Abstract

Background: Bladder cancer (BCa) has the highest incidence of aggressive malignant tumors in the urogenital system and is the ninth most common cancer worldwide. Immune function-related genes (IFRGs), which are plentiful in immune cells and the immune microenvironment (IME), have the potential to assess prognosis and predict the efficacy of immunotherapy. A complete and significant immunogenomic analysis based on abundant BCa genetic samples from The Cancer Genome Atlas (TCGA) will provide insight into the field.

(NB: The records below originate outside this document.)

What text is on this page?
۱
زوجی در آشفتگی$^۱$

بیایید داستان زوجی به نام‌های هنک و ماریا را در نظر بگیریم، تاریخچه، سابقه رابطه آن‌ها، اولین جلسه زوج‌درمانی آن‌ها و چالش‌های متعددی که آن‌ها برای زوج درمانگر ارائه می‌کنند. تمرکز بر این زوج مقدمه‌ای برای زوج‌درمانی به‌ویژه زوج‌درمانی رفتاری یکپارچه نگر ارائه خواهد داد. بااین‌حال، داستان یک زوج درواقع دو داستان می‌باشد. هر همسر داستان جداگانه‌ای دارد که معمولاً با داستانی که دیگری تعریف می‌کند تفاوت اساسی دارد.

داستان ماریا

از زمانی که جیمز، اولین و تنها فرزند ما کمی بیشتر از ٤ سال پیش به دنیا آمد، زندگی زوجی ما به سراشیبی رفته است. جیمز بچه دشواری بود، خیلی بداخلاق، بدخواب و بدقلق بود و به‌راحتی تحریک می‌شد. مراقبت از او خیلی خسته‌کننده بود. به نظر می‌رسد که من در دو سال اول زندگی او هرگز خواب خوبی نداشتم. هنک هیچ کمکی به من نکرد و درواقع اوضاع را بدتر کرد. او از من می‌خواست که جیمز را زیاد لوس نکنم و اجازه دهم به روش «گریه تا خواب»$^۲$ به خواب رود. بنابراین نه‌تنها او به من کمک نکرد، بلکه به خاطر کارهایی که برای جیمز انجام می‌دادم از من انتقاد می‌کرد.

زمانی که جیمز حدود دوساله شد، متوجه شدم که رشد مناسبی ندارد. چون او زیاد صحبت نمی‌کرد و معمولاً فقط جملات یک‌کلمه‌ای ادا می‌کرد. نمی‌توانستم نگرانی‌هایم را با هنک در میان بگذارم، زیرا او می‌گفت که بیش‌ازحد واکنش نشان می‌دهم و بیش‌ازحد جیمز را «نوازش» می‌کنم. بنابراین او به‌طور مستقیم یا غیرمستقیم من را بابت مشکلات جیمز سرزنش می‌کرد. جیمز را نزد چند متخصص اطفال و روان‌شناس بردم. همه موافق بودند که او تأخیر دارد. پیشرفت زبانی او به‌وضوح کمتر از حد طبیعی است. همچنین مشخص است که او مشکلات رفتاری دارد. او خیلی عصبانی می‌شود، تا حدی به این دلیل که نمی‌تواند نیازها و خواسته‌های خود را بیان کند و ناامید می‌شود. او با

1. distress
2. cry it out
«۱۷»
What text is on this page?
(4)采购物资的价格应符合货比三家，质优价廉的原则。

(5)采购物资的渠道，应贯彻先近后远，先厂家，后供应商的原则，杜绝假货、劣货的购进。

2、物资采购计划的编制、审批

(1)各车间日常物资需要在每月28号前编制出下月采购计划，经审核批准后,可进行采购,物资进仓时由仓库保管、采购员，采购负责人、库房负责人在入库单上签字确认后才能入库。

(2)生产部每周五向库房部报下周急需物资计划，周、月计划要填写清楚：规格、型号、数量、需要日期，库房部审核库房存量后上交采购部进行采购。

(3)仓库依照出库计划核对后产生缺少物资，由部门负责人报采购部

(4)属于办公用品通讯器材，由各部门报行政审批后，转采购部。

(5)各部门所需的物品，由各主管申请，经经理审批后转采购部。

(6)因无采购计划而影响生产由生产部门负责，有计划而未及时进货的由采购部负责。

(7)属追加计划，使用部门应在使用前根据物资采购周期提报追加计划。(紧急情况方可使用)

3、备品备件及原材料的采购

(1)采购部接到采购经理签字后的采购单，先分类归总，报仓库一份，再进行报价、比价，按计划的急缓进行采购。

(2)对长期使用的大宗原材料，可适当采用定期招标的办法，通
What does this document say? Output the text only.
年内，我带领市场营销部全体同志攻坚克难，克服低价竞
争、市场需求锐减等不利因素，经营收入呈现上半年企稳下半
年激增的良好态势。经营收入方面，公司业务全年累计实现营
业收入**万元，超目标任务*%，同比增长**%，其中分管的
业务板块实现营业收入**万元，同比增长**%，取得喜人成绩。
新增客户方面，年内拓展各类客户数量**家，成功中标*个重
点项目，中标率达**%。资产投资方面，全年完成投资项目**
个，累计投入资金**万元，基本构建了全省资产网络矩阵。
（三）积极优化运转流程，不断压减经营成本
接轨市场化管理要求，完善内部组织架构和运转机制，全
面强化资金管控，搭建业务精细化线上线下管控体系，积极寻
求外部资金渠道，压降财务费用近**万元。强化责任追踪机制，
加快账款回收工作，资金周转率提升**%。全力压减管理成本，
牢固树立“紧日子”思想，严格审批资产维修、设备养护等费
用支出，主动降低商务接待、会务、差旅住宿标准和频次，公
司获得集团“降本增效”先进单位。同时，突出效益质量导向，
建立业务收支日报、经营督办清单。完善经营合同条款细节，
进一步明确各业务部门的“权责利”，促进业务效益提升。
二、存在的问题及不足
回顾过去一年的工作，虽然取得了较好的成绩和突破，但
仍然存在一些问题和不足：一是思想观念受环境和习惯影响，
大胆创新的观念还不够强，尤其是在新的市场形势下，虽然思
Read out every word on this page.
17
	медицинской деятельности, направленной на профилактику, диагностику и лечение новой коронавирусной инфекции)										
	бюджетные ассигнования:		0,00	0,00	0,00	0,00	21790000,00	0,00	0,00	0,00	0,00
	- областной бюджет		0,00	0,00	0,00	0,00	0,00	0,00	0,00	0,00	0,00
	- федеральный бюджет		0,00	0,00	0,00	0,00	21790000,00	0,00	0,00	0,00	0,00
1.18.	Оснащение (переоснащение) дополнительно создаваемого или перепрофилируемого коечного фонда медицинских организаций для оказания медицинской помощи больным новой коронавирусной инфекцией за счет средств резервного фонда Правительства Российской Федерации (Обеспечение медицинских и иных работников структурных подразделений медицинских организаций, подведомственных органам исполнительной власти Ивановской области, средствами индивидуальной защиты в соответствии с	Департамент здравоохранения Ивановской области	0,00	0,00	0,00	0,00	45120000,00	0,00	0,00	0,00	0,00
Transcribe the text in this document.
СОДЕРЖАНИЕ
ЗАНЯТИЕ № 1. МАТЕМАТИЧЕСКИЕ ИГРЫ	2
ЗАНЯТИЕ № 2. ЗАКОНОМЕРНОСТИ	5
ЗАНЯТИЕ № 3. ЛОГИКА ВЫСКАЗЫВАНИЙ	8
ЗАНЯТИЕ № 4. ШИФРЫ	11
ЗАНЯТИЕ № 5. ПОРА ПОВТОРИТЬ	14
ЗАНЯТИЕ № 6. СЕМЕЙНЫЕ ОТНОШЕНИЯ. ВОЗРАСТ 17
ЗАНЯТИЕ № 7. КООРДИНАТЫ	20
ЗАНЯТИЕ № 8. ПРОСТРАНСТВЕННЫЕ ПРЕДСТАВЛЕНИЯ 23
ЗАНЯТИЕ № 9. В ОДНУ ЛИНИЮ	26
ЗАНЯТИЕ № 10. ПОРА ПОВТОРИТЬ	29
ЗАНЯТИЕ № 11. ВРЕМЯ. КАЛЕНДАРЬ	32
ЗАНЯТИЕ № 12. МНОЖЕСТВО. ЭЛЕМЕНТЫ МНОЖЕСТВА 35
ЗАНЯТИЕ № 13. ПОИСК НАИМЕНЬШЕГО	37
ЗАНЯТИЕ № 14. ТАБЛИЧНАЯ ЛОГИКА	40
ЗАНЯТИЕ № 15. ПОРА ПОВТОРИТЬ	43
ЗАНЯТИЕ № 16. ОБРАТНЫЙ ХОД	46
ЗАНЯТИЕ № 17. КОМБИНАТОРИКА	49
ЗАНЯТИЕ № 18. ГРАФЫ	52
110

Results: A total of 57 differentially expressed IFRGs were significantly associated with the clinical outcomes of patients with BCa. Functional enrichment analysis showed that these genes actively participated in the KEGG pathway of human cytomegalovirus infection. Based on the IFRGs (CALR, MMP9, PAEP, RBP7, STAT1, CACYBP, ANHAK, RAC3, SLIT2, EDNRA, IGF1, NAMPT, NTF3, PPY, ADRB2 and SH3BP2), the risk scores were calculated to predict survival and reveal the relationships with age, sex, grade, staging, T-stage, N-stage, and M-stage. Interestingly, IFRG-based risk scores (IRRSs) reflected the infiltration of several types of immune cells. The expression of CACYBP was more significant in grade 3, T3 and T4 stages than in earlier grades and T-stages.

Conclusion: Our results highlighted some sIFRGs with remarkable clinical relevance, showed the driving factors of the immune repertoire, and illustrated the significance of IFRG-based individual immune features in the identification, monitoring, and prognosis of patients with BCa.

Methods: Based on the TCGA dataset, we integrated the expression profiles of IFRGs and overall survival (OS) in 430 patients with BCa. Differentially expressed IFRGs and survival-related IFRGs (sIFRGs) were highlighted by calculating the difference algorithm and COX regression analysis in patients with BCa. Based on computational biology, the potential molecular mechanisms and characteristics of these IFRGs were also explored. Using multivariate Cox analysis, new risk scores based on immune-related genes were developed. The expression of CACYBP was verified by qPCR, western blot and immunohistochemistry. The relations between CACYBP and clinical features were proven by immunohistochemistry.